Cassini at Saturn: The End of an Era

Tuesday 17th July, 2018

 

Our speaker was Prof Carl Murray from Queen Mary College, University of London, who works at the School of Physics and Astronomy. He had come to talk to us about "Cassini at Saturn: The End of an Era". He is particularly interested in planetary science and in 1990 was selected to be part of the camera team on the Cassini mission to Saturn. He has worked on this team for 27 years, which is most of his research career, and has been directly involved in the discovery of two new moons and several new rings around the planet.

He began by saying that he was a schoolboy at the time of the Apollo missions and, with his local astronomy club showing many Apollo films, he soon became fascinated with anything to do with space. At one point in his career he was even fortunate enough to study images sent back from the outer Solar System by NASA's Voyager spacecraft and mentioned to us that he still looks at them today.

He then explained that the full name of the mission is Cassini-Huygens and it is a collaboration between NASA, the European Space Agency and the Italian space agency ASI. The small Huygens lander was piggy-backed on to the larger Cassini spacecraft until it was released and landed on the surface of Titan, which is the largest of Saturn's moons and the only moon in the Solar System with a dense atmosphere. The Huygens lander was named in honour of the Dutch astronomer Chistiaan Huygens who discovered Titan in the Spring of 1655. This landing on Titan was the first ever landing on a body in the outer Solar System and the first landing on a moon other than our own Moon.

Prof Murray continued by saying that by careful monitoring of the spacecraft's fuel, the Cassini spacecraft mission lasted 13 years and 76 days in orbit around Saturn. It was launched on 15th October 1997 and took well over 6 years to reach Saturn, finally reaching the planet on July 1st 2004. During its time in orbit at Saturn its trajectory was altered in order to study many of Saturn's moons as well as the planet's rings. Towards the end of the mission it even completed a number of orbits that took it in the gap between the planet and its innermost rings.

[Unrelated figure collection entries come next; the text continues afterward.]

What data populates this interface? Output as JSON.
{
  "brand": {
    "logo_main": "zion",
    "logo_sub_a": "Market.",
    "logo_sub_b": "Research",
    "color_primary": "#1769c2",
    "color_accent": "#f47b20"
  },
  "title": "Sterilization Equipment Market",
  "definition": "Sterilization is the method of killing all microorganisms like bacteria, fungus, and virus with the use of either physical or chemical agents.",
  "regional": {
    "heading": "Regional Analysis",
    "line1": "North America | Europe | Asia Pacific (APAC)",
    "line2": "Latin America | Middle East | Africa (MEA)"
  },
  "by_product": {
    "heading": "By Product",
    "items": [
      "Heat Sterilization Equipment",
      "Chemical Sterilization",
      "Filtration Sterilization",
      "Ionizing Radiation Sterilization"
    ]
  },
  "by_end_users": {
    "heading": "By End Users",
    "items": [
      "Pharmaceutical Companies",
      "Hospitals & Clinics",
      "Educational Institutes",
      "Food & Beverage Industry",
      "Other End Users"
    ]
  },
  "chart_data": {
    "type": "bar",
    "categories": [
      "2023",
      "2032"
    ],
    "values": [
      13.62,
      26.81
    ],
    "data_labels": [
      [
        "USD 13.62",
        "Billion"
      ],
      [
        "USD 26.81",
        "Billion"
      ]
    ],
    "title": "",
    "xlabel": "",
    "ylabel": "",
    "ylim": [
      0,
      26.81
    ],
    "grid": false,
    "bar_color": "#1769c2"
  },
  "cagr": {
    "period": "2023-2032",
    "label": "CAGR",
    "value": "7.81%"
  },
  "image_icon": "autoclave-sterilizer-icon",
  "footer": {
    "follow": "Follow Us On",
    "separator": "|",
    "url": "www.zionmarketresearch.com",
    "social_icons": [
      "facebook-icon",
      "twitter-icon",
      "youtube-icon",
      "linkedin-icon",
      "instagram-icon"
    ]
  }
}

Prof Murray then told us about some of the mission highlights such as finding geysers erupting from Saturn's moon Enceladus. These come from a series of parallel fractures at the moon's south polar region that are informally known as "tiger stripes" and are thought to signify a global subsurface ocean. These emissions are also thought to be responsible for the production of a diffuse ring of water ice particles around the planet — Saturn's E-ring.

As its fuel gradually ran out it was decided to send it into Saturn's atmosphere where the pressure would eventually destroy the craft so there was no possibility it could contaminate any possible life on Enceladus. Even as it descended, on September 15th 2017, it was still able to record invaluable data about the planet's atmosphere and send its findings back to the scientists on Earth. Prof Murray ended his talk by saying that even though the mission officially ends in autumn this year, the data will be studied for many years to come.

 

This article was written for the club news column of the Stratford Herald. The actual lecture explained the subject at a deeper level.